The impenetrable, complicated, and dense drawn cities of Lucas Monaco
are based both on real, crowded urban sites, and their resulting topographical
make-up. They also possess an abstract, visionary quality that melds
land use and buildings into one parasitic organism. Monaco utilizes
aerial perspectives, strong thrusting sight lines and the blankness
of the white paper to mold his cities into floating worlds both of
and beyond the real. The repetitive and compact marks signify an infinite
vastness of construction, molded by the contours and crannies of terrain.

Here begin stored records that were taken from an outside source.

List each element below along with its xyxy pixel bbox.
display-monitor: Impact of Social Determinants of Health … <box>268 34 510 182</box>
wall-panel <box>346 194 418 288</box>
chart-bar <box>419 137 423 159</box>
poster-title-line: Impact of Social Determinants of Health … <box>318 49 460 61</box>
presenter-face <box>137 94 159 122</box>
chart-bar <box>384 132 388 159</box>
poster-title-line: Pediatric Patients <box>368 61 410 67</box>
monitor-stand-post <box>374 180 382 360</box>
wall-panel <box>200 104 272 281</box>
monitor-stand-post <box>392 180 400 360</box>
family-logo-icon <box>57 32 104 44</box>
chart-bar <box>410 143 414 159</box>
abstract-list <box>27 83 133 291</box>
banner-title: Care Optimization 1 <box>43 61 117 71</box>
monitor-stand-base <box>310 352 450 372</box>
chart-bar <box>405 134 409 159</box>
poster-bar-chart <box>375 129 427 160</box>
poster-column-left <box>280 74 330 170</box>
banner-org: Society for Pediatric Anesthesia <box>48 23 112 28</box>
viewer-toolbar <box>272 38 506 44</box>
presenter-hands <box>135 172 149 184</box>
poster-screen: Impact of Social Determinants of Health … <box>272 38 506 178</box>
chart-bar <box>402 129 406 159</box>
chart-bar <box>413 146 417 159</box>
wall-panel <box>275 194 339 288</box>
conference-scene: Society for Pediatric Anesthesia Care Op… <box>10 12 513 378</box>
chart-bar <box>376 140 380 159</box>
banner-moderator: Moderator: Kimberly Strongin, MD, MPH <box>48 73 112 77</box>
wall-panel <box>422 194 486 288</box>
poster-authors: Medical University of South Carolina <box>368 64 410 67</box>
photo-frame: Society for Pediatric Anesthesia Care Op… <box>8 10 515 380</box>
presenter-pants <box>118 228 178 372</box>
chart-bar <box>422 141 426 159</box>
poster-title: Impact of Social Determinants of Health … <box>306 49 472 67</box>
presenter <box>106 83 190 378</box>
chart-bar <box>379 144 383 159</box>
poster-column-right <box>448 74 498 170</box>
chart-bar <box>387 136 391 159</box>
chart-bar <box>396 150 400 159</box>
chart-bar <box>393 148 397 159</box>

Monaco also exploits the emptiness of the white paper as it presses
on the habitable, human space that he has carved from its void. This
contested push and pull of nature vs. civilization speaks to an ever
present anxiety of control, organization, and dominion that does not
cease until every square inch of space is built on or held in reserve,
to be developed at a later time. These evocative drawings make manifest
the concerns of a modern society bent on pushing its store of limited
resources to the edge.
- Lisa Hatchadoorian
Lisa Hatchadoorian is currently Director of the Westby Gallery at
Rowan University, Glassboro, NJ. Previously, she was Associate Curator
for Pfizer Inc. She has curated many exhibitions that focused on drawing
and painting in the New York City area and has worked with artists
such as Max Gimblett, Jill Moser, and Sharon Louden. Ms. Hatchadoorian
received her MA in Curatorial Studies from Bard College in 2000.